VATICAN CITY (AP) — Pope Francis is signaling the reform process of the troubled Legion of Christ religious order will stretch beyond next year’s target date amid continued reservations about whether it has truly changed its ways following revelations its founder was a pedophile.
In a letter made public Wednesday, Francis confirmed the order would convene a general assembly in early 2014 to elect a new leadership and approve a revised set of constitutions.
Francis said these would be “fundamental steps in the path towards authentic and profound renewal” — an indication that the reform project will hardly end next year and that these events are just one step in the process.
Then-Pope Benedict XVI took over the Legion in 2010 after a Vatican investigation determined its Mexican founder led a double life: The late Rev. Marcial Maciel sexually molested seminarians and fathered three children with two women.
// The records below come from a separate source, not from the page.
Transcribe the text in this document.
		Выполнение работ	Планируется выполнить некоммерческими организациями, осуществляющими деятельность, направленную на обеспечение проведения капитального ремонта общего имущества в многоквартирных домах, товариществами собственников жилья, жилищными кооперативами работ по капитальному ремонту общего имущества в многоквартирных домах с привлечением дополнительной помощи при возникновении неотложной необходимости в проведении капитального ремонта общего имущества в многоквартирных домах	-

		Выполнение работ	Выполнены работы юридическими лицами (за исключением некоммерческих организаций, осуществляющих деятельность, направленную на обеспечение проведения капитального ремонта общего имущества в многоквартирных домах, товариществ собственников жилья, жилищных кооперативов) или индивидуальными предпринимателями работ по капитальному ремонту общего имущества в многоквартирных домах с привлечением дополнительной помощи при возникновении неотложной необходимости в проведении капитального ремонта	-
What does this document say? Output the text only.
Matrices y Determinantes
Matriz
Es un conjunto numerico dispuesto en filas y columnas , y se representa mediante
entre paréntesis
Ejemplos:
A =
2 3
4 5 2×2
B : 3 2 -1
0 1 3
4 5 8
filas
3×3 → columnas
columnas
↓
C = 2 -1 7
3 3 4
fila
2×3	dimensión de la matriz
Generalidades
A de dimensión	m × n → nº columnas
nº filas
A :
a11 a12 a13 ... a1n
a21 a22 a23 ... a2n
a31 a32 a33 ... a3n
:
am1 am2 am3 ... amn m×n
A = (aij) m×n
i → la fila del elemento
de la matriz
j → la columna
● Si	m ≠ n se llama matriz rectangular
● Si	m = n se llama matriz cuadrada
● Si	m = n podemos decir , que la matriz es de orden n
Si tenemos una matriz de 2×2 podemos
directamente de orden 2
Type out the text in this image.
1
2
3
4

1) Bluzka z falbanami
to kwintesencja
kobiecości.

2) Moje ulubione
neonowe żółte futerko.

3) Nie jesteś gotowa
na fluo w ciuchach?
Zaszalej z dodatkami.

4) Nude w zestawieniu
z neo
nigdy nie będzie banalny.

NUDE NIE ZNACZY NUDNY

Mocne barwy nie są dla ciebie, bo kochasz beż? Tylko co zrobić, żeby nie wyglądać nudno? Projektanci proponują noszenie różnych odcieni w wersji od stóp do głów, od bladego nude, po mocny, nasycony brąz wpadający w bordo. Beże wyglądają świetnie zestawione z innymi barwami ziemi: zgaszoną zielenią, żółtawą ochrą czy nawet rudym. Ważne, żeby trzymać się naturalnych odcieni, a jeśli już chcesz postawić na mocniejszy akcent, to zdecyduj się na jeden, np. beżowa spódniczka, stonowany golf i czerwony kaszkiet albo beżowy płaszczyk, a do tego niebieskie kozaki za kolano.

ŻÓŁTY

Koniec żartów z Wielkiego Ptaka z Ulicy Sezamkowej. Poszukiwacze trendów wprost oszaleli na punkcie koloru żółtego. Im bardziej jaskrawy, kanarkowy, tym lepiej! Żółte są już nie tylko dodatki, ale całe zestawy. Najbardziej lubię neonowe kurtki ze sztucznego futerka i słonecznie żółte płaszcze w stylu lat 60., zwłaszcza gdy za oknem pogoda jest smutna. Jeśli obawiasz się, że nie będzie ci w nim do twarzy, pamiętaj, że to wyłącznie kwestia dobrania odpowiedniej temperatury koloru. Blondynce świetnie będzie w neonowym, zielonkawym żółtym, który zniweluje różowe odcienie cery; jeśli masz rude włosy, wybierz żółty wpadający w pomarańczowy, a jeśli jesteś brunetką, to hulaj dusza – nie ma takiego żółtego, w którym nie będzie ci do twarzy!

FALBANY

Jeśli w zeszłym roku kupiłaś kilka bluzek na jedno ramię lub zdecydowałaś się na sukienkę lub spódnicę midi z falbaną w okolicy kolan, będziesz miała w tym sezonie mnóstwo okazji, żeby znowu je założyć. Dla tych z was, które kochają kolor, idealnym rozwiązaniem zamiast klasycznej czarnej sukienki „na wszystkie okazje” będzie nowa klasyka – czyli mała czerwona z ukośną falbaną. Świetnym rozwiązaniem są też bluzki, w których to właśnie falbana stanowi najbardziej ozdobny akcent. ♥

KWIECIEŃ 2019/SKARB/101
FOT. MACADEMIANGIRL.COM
One of his children says he molested him as well.
Benedict ordered a wholesale reform of the order after finding serious problems with its culture and appointed a papal delegate, Cardinal Velasio De Paolis, to oversee the process. Many priests disillusioned with De Paolis’ efforts have left, convinced that no true reform is possible when a religious order’s founder has been so discredited and when the essential spirit guiding it is so undefined. In addition, many of the leaders who covered up Maciel’s crimes, or their protégés, are still in positions of power.
Francis said De Paolis’ term would end after the 2014 general chapter — before the reform of the Legion’s lay branch Regnum Christi is completed.
He also urged all Legion priests to dedicate themselves to discerning their vocation “within the church and the world” — a somewhat cryptic call that could be read as encouraging the priests to critically question whether they should remain in the order.
“They were directed to reform; that’s what they say they’re doing,” said Genevieve Kinecke, a former Regnum Christi member who runs a popular blog helping former Legion priests and lay members who have left the order. She suggested the reform process had been cosmetic at best and never addressed the key question of the cult-like dynamic that created the problems in the first place.
“They misled the church before, and that same duplicity is so deeply embedded in the congregation that they can proceed in no other way,” she said in an email.
The Maciel scandal has been particularly damaging for the church given that he was held up by Pope John Paul II as a model for the faithful, admired for his perceived orthodoxy and his ability to bring in money and new seminarians.
Since the scandal broke in 2009, the number of seminarians has dropped significantly, the Legion has closed schools and the number of priestly ordinations this year is expected to be well below the average of 40 the Legion has maintained for years.